Knoller was convicted of second-degree murder by a California jury in 2002, but the trial judge reduced the crime to manslaughter. This was based on a finding that she wasn’t aware there was a “high probability” her two leashed dogs, each more than 100 pounds, would escape her control and kill someone, even though they had a history of aggression. An appellate court then reinstated the murder conviction, saying that Knoller should have known the dogs could cause great bodily harm. The California Supreme Court said both lower courts applied the wrong standard of proof for Knoller’s knowledge of how dangerous the dogs were, with the trial court putting the bar too high and the appeals court settinig it too low, reports AP.

The supreme court today remanded the case back to the trial court, which could still uphold the second-degree murder conviction if it finds, under the correct “implied malice” standard, that Knoller had “an awareness of the risk of death” posed by the dogs and “acted with conscious disregard of the danger to human life,” its written opinion (PDF) explains.

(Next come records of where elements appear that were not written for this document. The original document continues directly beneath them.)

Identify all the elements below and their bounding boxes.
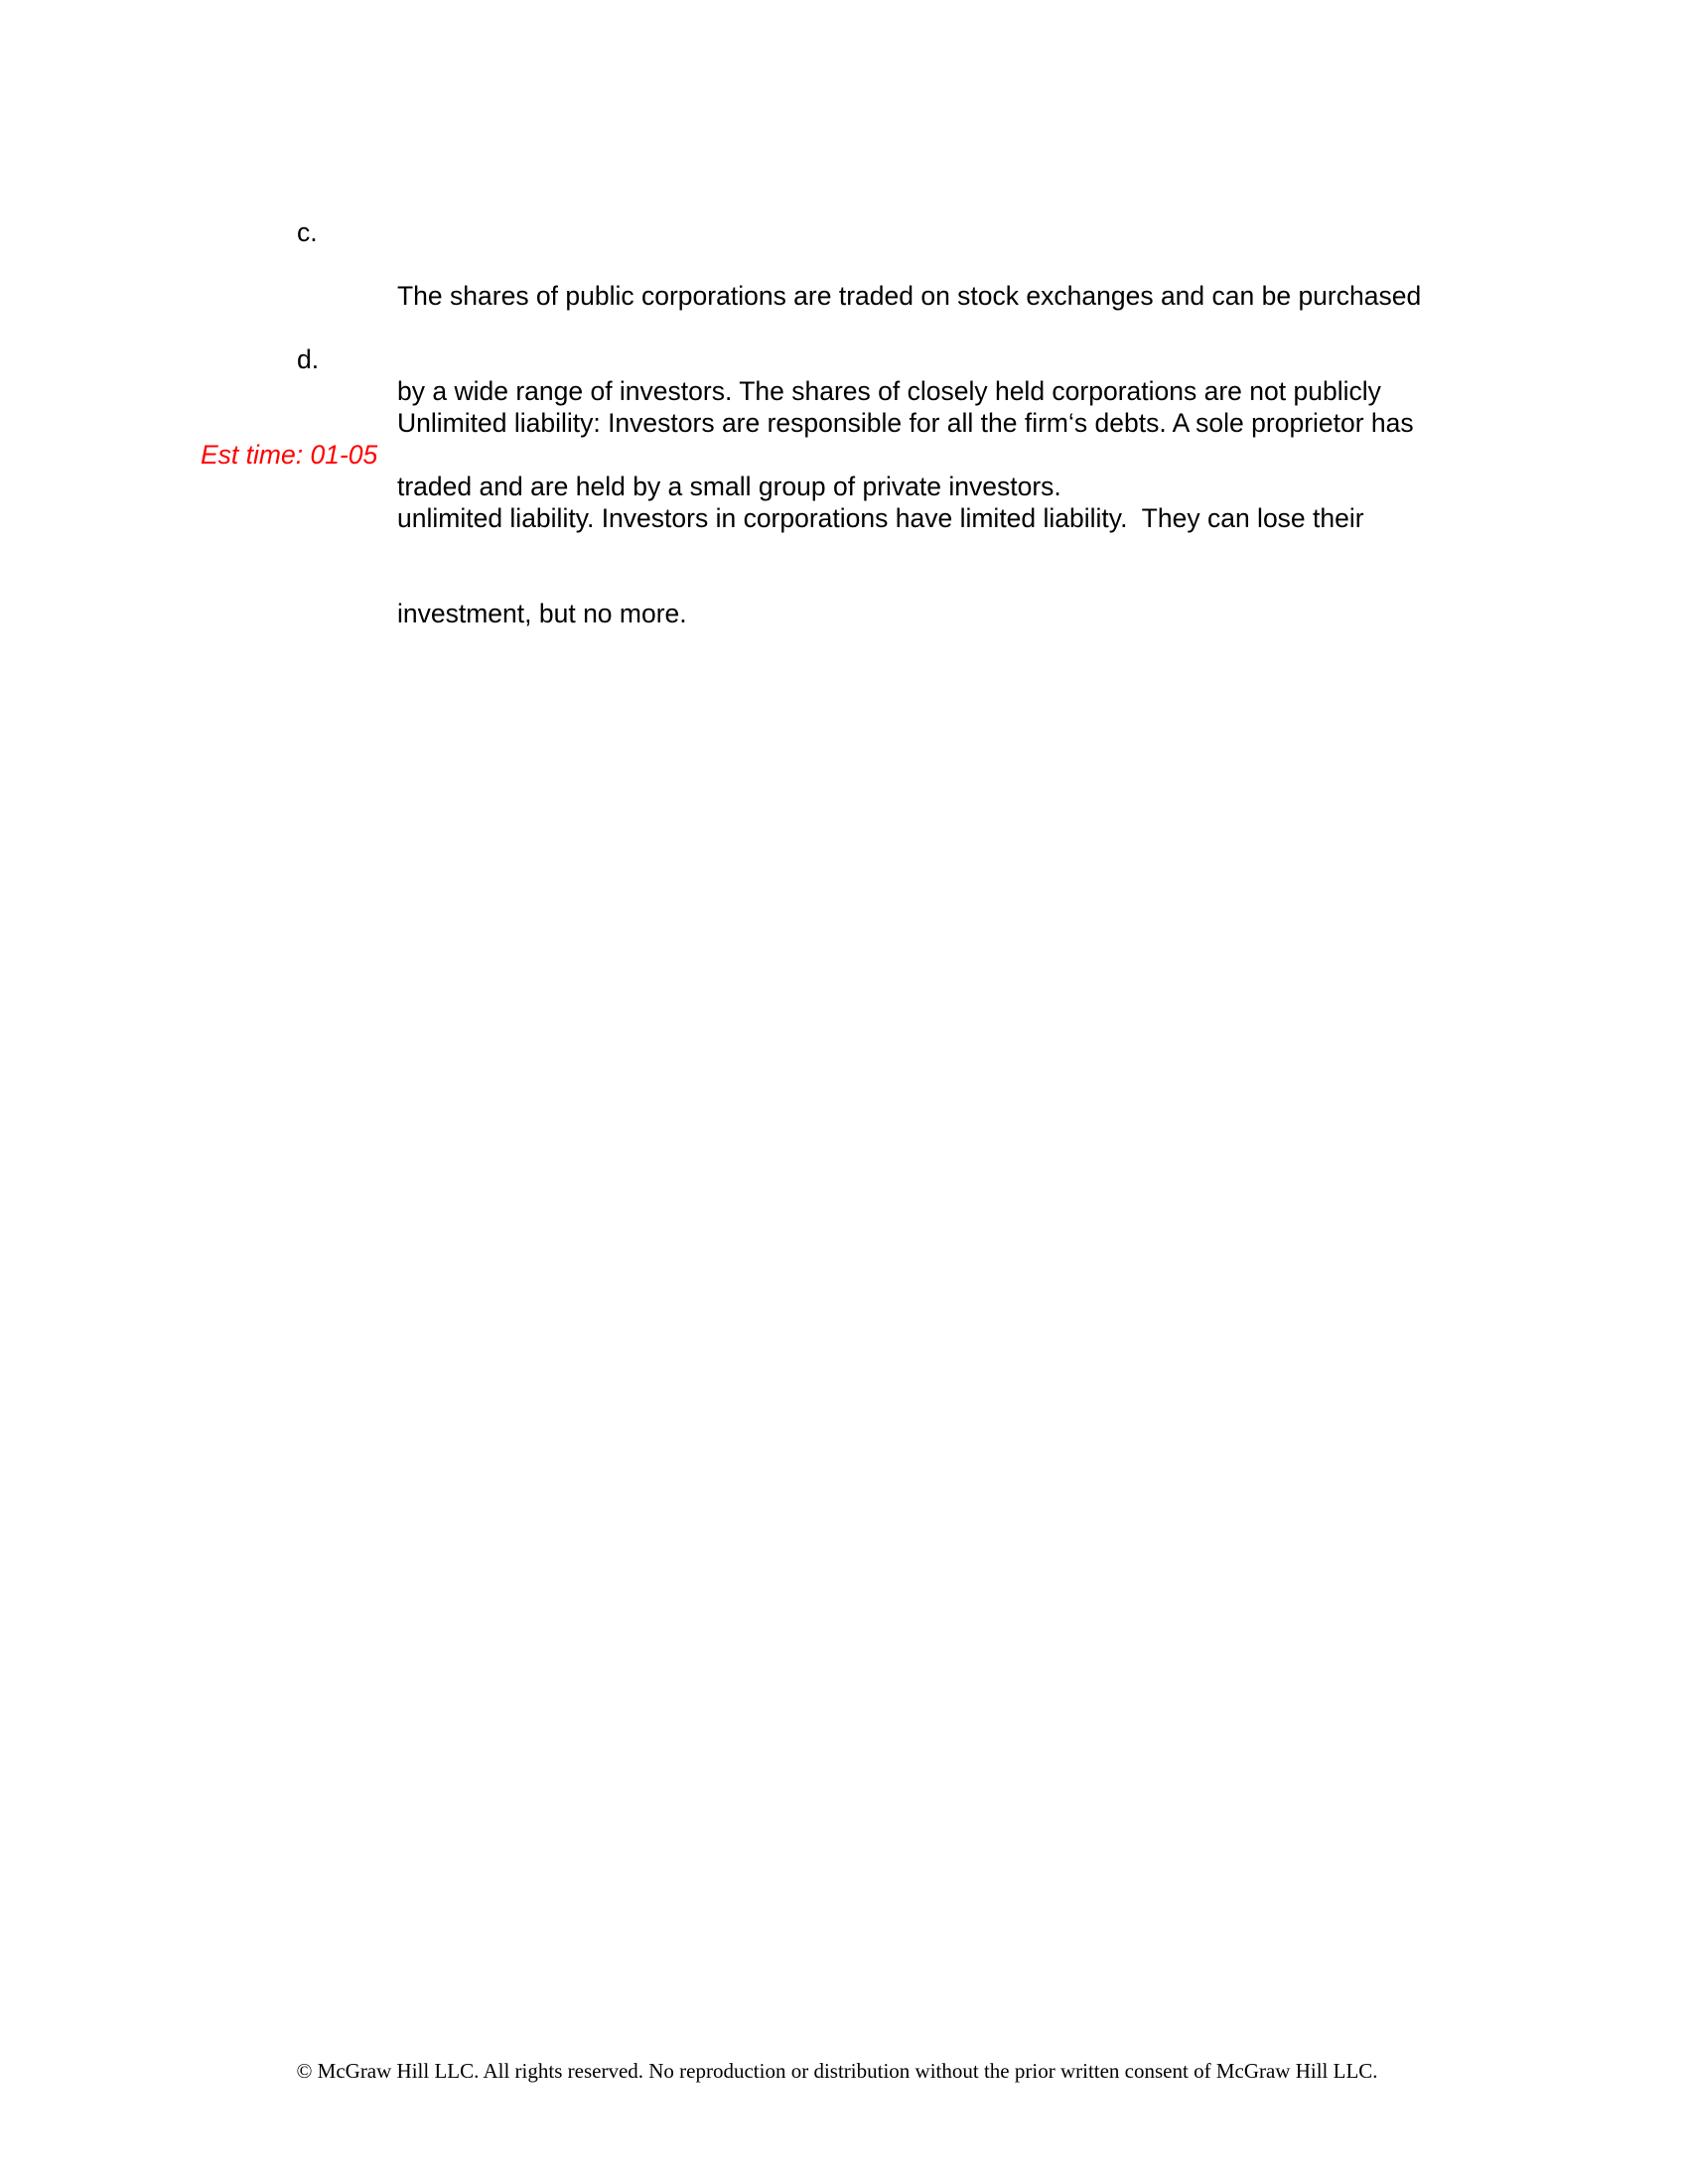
- copyright-text: © McGraw Hill LLC. All rights reserved. No reproduction or distribution without the prior written consent of McGraw Hill LLC.: [296, 2059, 1378, 2083]
- text-line: traded and are held by a small group of private investors.: [397, 472, 1061, 501]
- text-line: unlimited liability. Investors in corporations have limited liability. They can lose their: [397, 503, 1364, 533]
- item-label: c.: [297, 217, 318, 247]
- text-line: investment, but no more.: [397, 599, 687, 628]
- copyright-footer: [0, 2058, 1688, 2084]
- item-label: d.: [297, 344, 320, 374]
- text-line: The shares of public corporations are traded on stock exchanges and can be purchased: [397, 281, 1422, 311]
- item-text: [397, 343, 1489, 693]
- text-line: by a wide range of investors. The shares of closely held corporations are not publicly: [397, 376, 1381, 406]
- est-time-note: Est time: 01-05: [201, 440, 378, 470]
- text-line: Unlimited liability: Investors are responsible for all the firm‘s debts. A sole proprietor has: [397, 408, 1414, 438]
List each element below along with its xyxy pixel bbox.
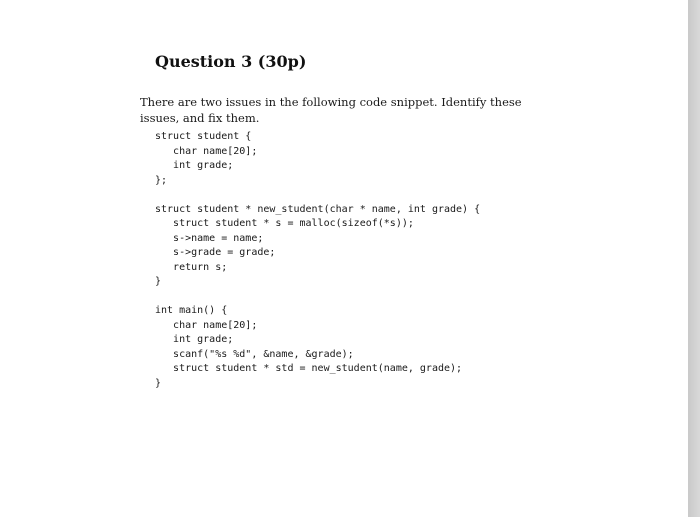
code-line: struct student * new_student(char * name, int grade) { [155,203,481,215]
code-line: int grade; [155,160,234,171]
code-line: char name[20]; [155,319,258,331]
code-line: int main() { [155,305,228,316]
code-line: } [155,377,162,389]
code-line: int grade; [155,334,234,345]
code-line: struct student { [155,131,252,142]
code-line: char name[20]; [155,145,258,157]
code-line: struct student * s = malloc(sizeof(*s)); [155,218,414,229]
code-line: scanf("%s %d", &name, &grade); [155,348,354,360]
code-line: s->name = name; [155,232,264,244]
code-line: struct student * std = new_student(name, grade); [155,363,463,374]
code-line: s->grade = grade; [155,247,276,258]
code-line: }; [155,174,168,186]
code-line [155,290,480,305]
viewer-scroll-edge[interactable] [688,0,700,517]
code-line: } [155,276,162,287]
code-snippet [155,130,480,391]
code-line: return s; [155,261,228,273]
question-prompt: There are two issues in the following code snippet. Identify these issues, and fix them. [140,95,522,125]
question-title: Question 3 (30p) [155,52,307,71]
code-line [155,188,480,203]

Whipple’s death incited public outrage, particularly because both Knoller and her husband, who was also a lawyer at the time and responsible for the dogs, reacted in a callous manner “basically blam[ing] … Whipple for her own death,” as the supreme court put it. Robert Noel, 65, was convicted of manslaughter because he wasn’t present at the scene of the killing. Both served several-year prison terms, and Whipple now reportedly could be sentenced to as much as another 15 years if her murder conviction is reinstated.